Here’s a language I don’t speak, and that I thought the College did not teach. But, no. Some guy named Ralph Brandt will wing in from Chicago next month, at what must be great expense from the budget of the College’s six-person Office of Institutional Diversity and Equity (IDE), to offer the following courses for the staff. Any guesses at what exactly will be going on in these seven-and-a-half-hour-long events? You can be sure that no time will be spent on clear, concise prose.

IDE Program 1.jpg

IDE Program 2.jpg

Specific competencies which create a sustainable culture change around inclusion & diversity,” indeed. The jargon/in² measure is off the charts in the above paragraphs, as I assume it will be in the workshops themselves.

These courses are evidence of the cultural divide between Dartmouth’s enormous administration and the rest of the College. Such a course description, if proffered to students and faculty, would be met with derision (at least in most quarters), but the administrative state is now a world of its own, with values and even a language that is different from that of the academy.

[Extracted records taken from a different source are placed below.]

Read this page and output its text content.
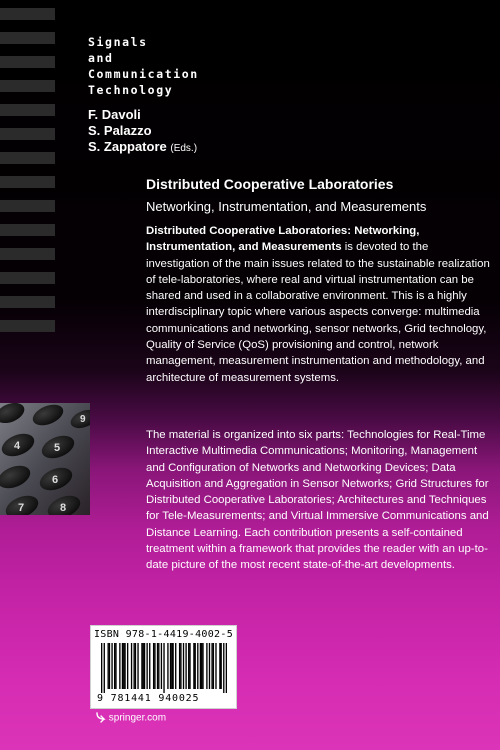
Signals
and
Communication
Technology
F. Davoli
S. Palazzo
S. Zappatore (Eds.)
Distributed Cooperative Laboratories
Networking, Instrumentation, and Measurements
Distributed Cooperative Laboratories: Networking, Instrumentation, and Measurements is devoted to the investigation of the main issues related to the sustainable realization of tele-laboratories, where real and virtual instrumentation can be shared and used in a collaborative environment. This is a highly interdisciplinary topic where various aspects converge: multimedia communications and networking, sensor networks, Grid technology, Quality of Service (QoS) provisioning and control, network management, measurement instrumentation and methodology, and architecture of measurement systems.
9
4	5
6
7	8
The material is organized into six parts: Technologies for Real-Time Interactive Multimedia Communications; Monitoring, Management and Configuration of Networks and Networking Devices; Data Acquisition and Aggregation in Sensor Networks; Grid Structures for Distributed Cooperative Laboratories; Architectures and Techniques for Tele-Measurements; and Virtual Immersive Communications and Distance Learning. Each contribution presents a self-contained treatment within a framework that provides the reader with an up-to-date picture of the most recent state-of-the-art developments.
ISBN 978-1-4419-4002-5
9 781441 940025
springer.com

Way back in the day, many or even most administrators were faculty members doing necessary time before going back to the real work of teaching and research. Today, our administrators take themselves seriously. Professor Benjamin Ginsberg, director of the Center for the Study of American Government and chair of the Government Program of Advanced Academic Programs at Johns Hopkins, and previously a faculty member at Cornell, advances this thesis in great detail in his book: The Fall of the Faculty, The Rise of the All-Administrative University and Why It Matters. Huge, self-indulgent bureaucracies are sucking the life out of our institutions of higher learning. Is the College going to do anything about the problem? Don’t look for solutions in IP Folt’s strategic plan.